At most local FBOs the ground crew is referred to as line service. Sometimes they are called ramp agents or line service technicians. (FBO stands for “fixed base operator” and it just means the company at the airport that provides services to your plane).
The great men and women of line service are all friendly but their interest and involvement in aviation vary. Some of them are pilots or student pilots, and others like planes but aren’t planning on taking lessons. There are even some line service technicians who don’t care about planes at all!
Depending on the airport, a big part of the job for a line service technician is friendliness. These are the people that greet you and your passengers after a flight. They are selling their FBO services to your passengers just as much as they are selling to you.
If you run across an unfriendly or rude line service agent let the company know.

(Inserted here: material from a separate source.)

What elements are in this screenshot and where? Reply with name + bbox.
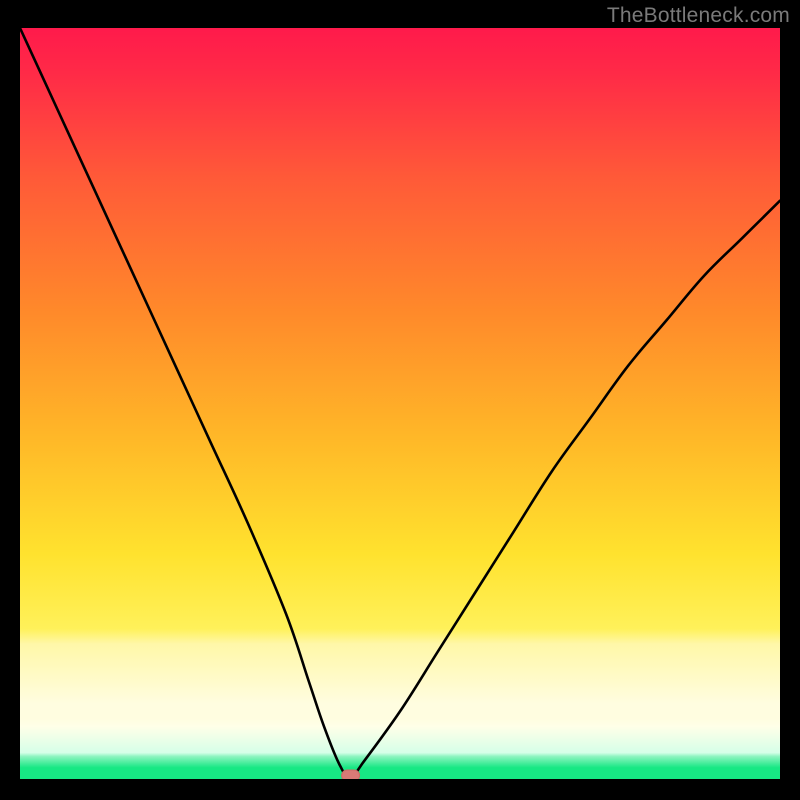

Thier negative attitude is not just uncomfortable, it can also be dangerous or costly. Consider someone doing a hasty careless job while towing a multi-million dollar jet. CRUNCH! Or maybe they are fueling your Cessna 172 with jet fuel. Or what if they bump into your wing and don’t tell anyone…..that can get you killed!

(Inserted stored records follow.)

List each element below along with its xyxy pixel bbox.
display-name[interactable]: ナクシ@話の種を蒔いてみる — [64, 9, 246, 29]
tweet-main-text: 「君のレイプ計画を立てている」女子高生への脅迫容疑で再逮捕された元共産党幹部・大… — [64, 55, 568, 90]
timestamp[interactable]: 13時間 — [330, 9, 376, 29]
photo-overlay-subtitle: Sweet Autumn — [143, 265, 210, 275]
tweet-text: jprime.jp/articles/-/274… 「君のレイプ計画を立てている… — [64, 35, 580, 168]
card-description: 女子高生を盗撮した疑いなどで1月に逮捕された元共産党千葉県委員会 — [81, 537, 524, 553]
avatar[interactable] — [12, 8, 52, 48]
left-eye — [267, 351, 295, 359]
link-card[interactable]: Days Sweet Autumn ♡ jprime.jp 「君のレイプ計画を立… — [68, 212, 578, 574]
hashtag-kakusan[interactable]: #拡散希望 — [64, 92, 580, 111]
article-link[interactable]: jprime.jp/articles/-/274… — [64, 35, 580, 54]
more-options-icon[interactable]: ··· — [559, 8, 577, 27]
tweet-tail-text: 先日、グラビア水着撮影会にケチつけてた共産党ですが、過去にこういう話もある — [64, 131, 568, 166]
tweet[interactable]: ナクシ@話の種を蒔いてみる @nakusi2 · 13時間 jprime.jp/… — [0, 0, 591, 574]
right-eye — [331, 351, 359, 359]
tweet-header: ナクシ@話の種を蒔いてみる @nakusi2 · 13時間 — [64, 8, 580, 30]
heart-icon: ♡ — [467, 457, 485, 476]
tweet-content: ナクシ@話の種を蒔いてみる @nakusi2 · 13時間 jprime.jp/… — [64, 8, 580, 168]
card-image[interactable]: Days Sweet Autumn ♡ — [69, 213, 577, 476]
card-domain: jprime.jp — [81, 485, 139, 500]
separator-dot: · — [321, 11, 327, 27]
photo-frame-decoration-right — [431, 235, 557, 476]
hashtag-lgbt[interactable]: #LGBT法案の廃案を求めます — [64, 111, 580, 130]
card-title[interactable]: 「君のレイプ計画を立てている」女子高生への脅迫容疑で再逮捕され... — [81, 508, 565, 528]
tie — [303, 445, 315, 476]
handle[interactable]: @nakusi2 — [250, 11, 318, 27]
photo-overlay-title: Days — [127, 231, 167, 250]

I, myself, worked line service for about 6 years across 3 airports including Phoenix Sky Harbor. If you are young and interested in aviation, line service is a great job, and some flight schools will give you a discount if you work there (ask before you apply).

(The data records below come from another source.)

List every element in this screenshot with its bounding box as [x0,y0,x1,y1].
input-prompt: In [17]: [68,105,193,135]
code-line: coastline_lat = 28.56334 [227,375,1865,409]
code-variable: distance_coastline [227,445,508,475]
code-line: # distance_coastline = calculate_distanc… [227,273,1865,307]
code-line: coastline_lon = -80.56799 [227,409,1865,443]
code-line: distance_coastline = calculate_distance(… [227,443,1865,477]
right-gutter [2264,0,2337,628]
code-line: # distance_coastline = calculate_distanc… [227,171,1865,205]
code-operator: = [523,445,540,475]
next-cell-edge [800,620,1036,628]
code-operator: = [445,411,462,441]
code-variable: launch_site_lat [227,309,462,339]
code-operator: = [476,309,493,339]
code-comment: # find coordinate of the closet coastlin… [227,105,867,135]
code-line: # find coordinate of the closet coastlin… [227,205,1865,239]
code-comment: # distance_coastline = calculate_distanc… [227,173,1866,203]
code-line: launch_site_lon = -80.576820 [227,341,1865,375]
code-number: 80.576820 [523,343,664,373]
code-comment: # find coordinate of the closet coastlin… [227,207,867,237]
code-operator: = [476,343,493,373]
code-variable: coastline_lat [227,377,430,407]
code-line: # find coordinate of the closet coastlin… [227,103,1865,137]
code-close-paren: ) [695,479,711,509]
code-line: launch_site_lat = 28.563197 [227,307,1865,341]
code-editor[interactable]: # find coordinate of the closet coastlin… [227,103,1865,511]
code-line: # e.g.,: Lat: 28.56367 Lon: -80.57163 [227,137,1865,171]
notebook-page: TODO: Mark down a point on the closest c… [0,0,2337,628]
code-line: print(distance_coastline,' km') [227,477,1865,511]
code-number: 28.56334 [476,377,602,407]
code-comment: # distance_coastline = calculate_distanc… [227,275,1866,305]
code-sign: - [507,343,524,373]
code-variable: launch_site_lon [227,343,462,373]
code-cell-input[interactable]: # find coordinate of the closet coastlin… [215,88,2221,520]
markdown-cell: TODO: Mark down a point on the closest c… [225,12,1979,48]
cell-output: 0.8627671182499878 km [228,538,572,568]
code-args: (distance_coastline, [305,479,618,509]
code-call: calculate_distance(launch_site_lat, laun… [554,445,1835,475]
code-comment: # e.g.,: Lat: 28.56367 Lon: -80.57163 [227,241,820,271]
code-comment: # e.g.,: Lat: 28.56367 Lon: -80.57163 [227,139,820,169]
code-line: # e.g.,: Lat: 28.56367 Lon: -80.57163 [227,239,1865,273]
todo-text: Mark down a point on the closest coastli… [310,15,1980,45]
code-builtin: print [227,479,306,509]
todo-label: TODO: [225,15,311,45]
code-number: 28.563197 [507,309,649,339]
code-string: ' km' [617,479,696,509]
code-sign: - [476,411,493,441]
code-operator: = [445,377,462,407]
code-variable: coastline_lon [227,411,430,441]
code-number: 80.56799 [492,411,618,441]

At most small airports line service will operate with a crew of just 1 – 4 employees sharing the various jobs across the field. Each line service agent at a small airport does every job. They drive tugs, fuel trucks, luggage trucks, deice trucks, etc… They know how to handle various types of planes and they learn how to push planes into a hangar in tight formation. They act as wing walkers, standing next to the wing to let the tug driver know it is safe from obstacles. They act as marshallers, waving their orange wands to let pilots know where to park. They operate ground power units, air conditioning units, air start units, lavatory service carts, and all manner of machinery needed to support air operations.
When dealing with line service be friendly like you would anywhere, but understand the relationship. You need to tell them what you need for your plane and they will do it. You need to make your own fuel decisions. Even if you are a newly soloed student pilot and you feel like others know more than you….you are the one calling the shots!